インシデント対応ライフサイクルのフェーズ
インシデント対応のライフサイクルについて、NIST (米国国立標準技術研究所)は以下のフェーズを定義しています。
1. 準備:最初のフェーズでは、システムやデータに関するリスクを洗い出し、問題管理戦略の骨格を固めて、セキュリティインシデント対応の仕組みを整備します。このフェーズの作業には、正式なリスク評価の実行、インシデントを分析および緩和するためのツールとプロセスの導入、脅威の優先順位付け、インシデント対応チームの編成とトレーニング、NISTのライフサイクルガイドラインに沿ったインシデント対応計画(IRP)の策定などが含まれます。
2. 検出と分析:このフェーズでは、まず、サービス運用チームが優先度の高いインシデントをプロアクティブに監視、検出、トリアージ、分析できるようにシステムを設定して、ネットワーク環境内で、ビジネスに悪影響を及ぼす可能性のある脅威や不審または異常なアクティビティを検出できる体制を整えます。

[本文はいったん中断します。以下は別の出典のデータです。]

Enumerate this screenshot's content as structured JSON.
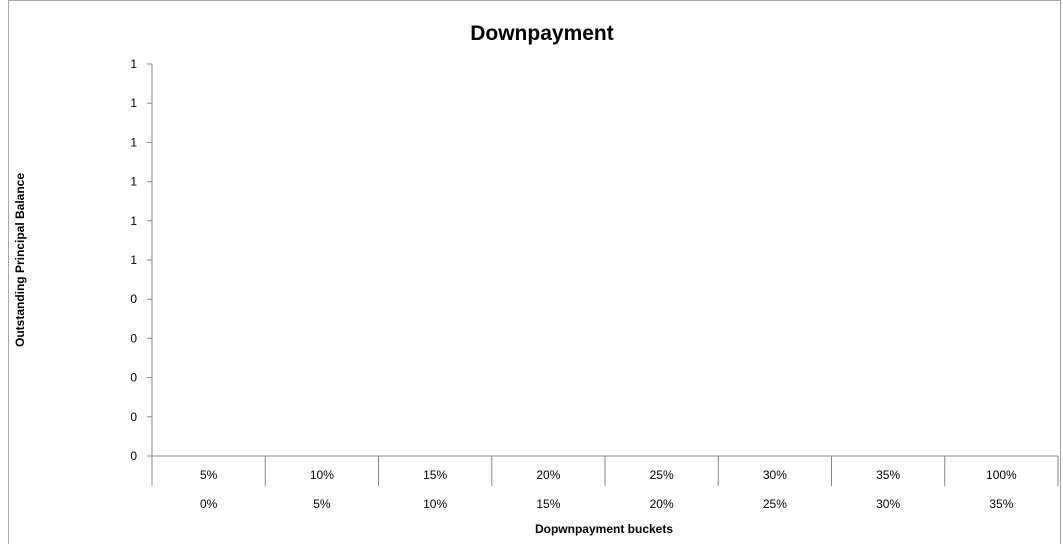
{
  "chart_data": {
    "type": "bar",
    "title": "Downpayment",
    "ylabel": "Outstanding Principal Balance",
    "xlabel": "Dopwnpayment buckets",
    "y_tick_labels": [
      "0",
      "0",
      "0",
      "0",
      "0",
      "1",
      "1",
      "1",
      "1",
      "1",
      "1"
    ],
    "categories_upper": [
      "5%",
      "10%",
      "15%",
      "20%",
      "25%",
      "30%",
      "35%",
      "100%"
    ],
    "categories_lower": [
      "0%",
      "5%",
      "10%",
      "15%",
      "20%",
      "25%",
      "30%",
      "35%"
    ],
    "series": [],
    "grid": false,
    "legend": "none"
  }
}
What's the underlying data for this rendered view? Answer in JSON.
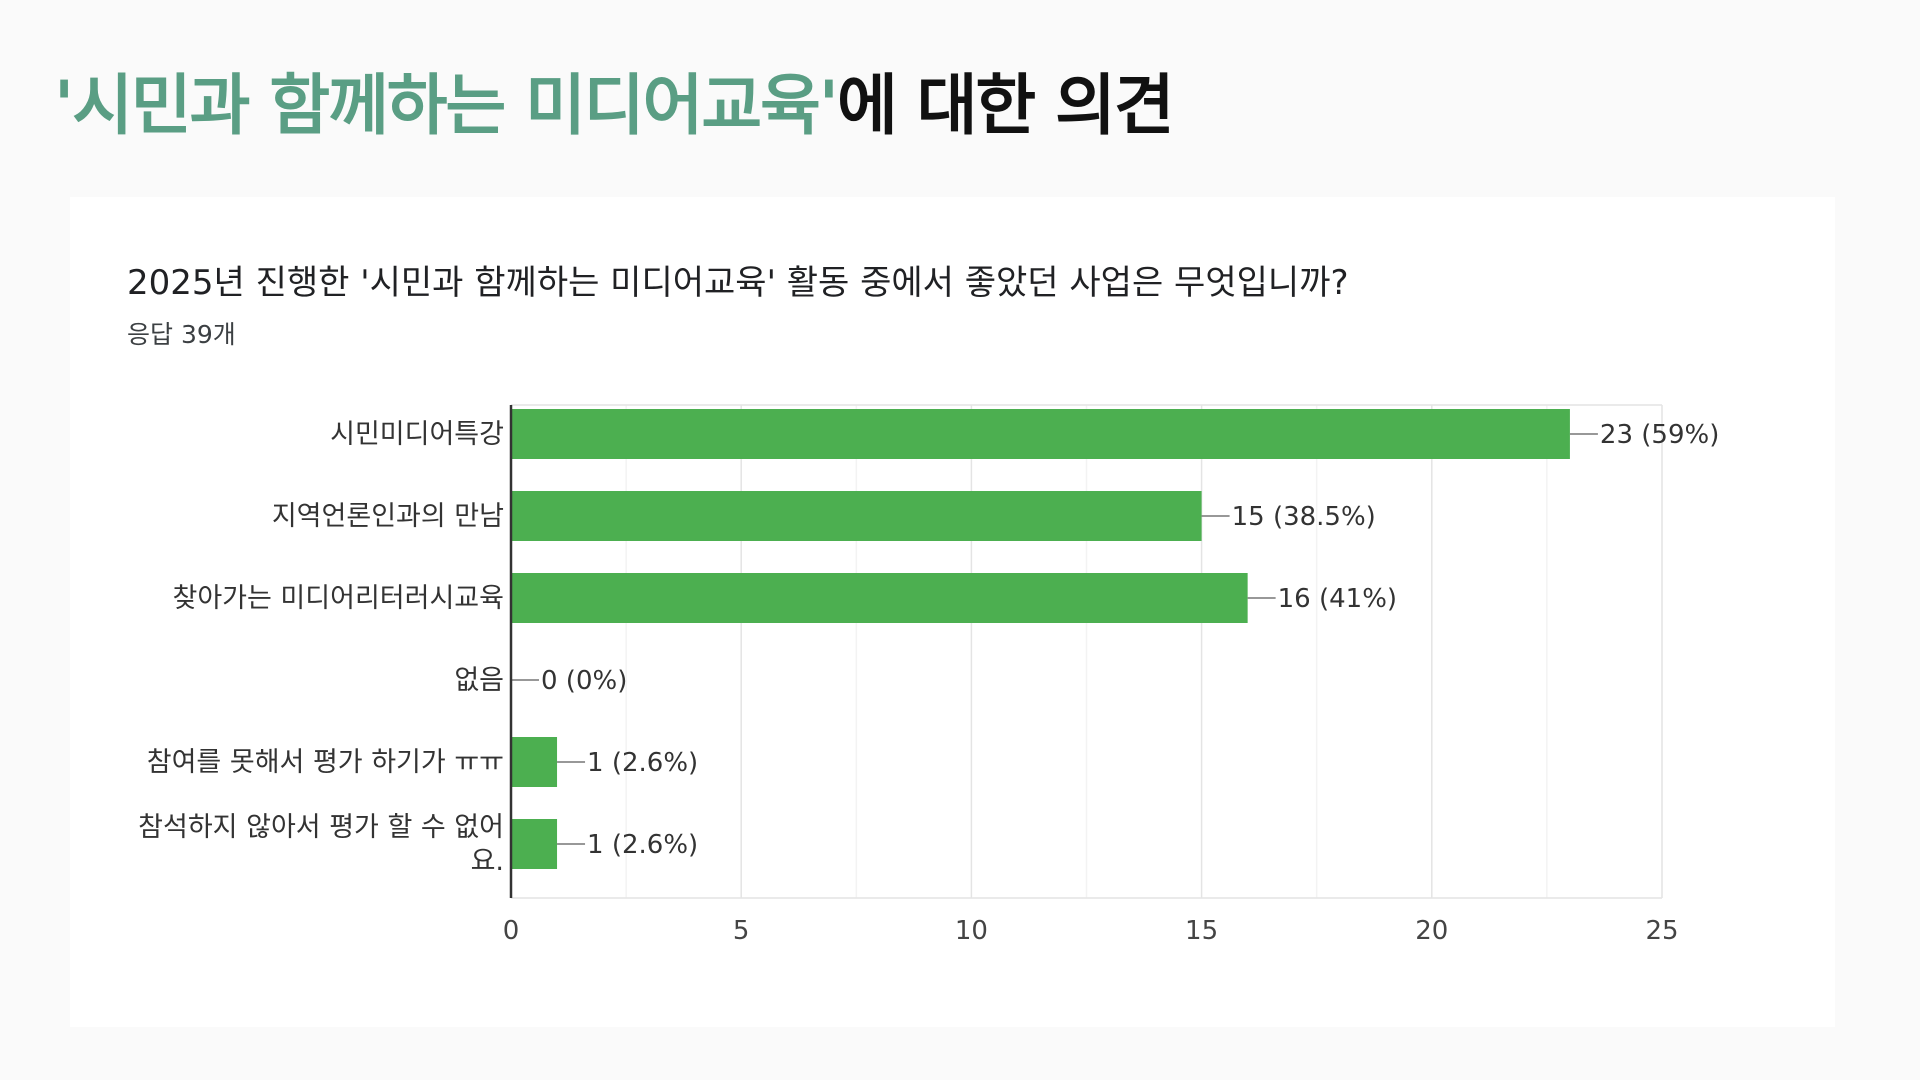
{
  "slide": {
    "title_accent": "'시민과 함께하는 미디어교육'",
    "title_rest": "에 대한 의견"
  },
  "question": "2025년 진행한  '시민과 함께하는 미디어교육' 활동 중에서 좋았던 사업은 무엇입니까?",
  "responses": "응답 39개",
  "chart_data": {
    "type": "bar",
    "orientation": "horizontal",
    "title": "",
    "xlabel": "",
    "ylabel": "",
    "xlim": [
      0,
      25
    ],
    "x_ticks": [
      0,
      5,
      10,
      15,
      20,
      25
    ],
    "grid": true,
    "categories": [
      [
        "시민미디어특강"
      ],
      [
        "지역언론인과의 만남"
      ],
      [
        "찾아가는 미디어리터러시교육"
      ],
      [
        "없음"
      ],
      [
        "참여를 못해서 평가 하기가 ㅠㅠ"
      ],
      [
        "참석하지 않아서 평가 할 수 없어",
        "요."
      ]
    ],
    "values": [
      23,
      15,
      16,
      0,
      1,
      1
    ],
    "value_labels": [
      "23 (59%)",
      "15 (38.5%)",
      "16 (41%)",
      "0 (0%)",
      "1 (2.6%)",
      "1 (2.6%)"
    ],
    "bar_color": "#4caf50"
  }
}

検出と分析は、通常、人手による調査とセキュリティツールによる自動処理を組み合わせて行います。自動化を取り入れてプロセスを効果的に実行すれば、このフェーズでインシデントの拡散と影響を最小限に抑えることができます。
3. 封じ込め、除去、復旧:第3フェーズは、セキュリティインシデントの解決です。封じ込めの目的は、インシデントの被害が広がらないようにすることです。たとえば、侵入を受けたサーバーをネットワークから切り離したり、攻撃をブロックするファイアウォールルールを適用したりして、マルウェア攻撃の拡散を阻止します。次に、セキュリティ管理者またはサポートスタッフが迅速に、感染したサーバーからマルウェアを除去し、他のどこにも残っていないことを確認して、脅威を取り除きます。最後に、サポートスタッフが、システムをマルウェア感染前の状態に戻してから、アプリケーションを再起動し、バックアップからデータを復元して、サービスの品質を回復させます。
4. インシデント後の作業:第4フェーズでは、類似のインシデントの再発を防止するための対策を実施します。インシデント対応中やポストモーテムミーティングで集めた情報に基づいて、インシデント発生の経緯を検証し、防止策の強化または追加、監視とアラート生成プロセスの改善、ヘルプデスクとサービスリクエスト、修復、リカバリプロセスの効率化を検討します。このフェーズでは、法規制コンプライアンスに関する問題にも対処する必要があります。
4つのフェーズは全体として、包括的なナレッジベースを基盤に構築することが想定されています。第3フェーズの効果は、第1、第2フェーズの成果に大きく左右されます。最適な防御策を講じてサービスをすばやく復旧させるには、4つすべてのフェーズを連携させる必要があります。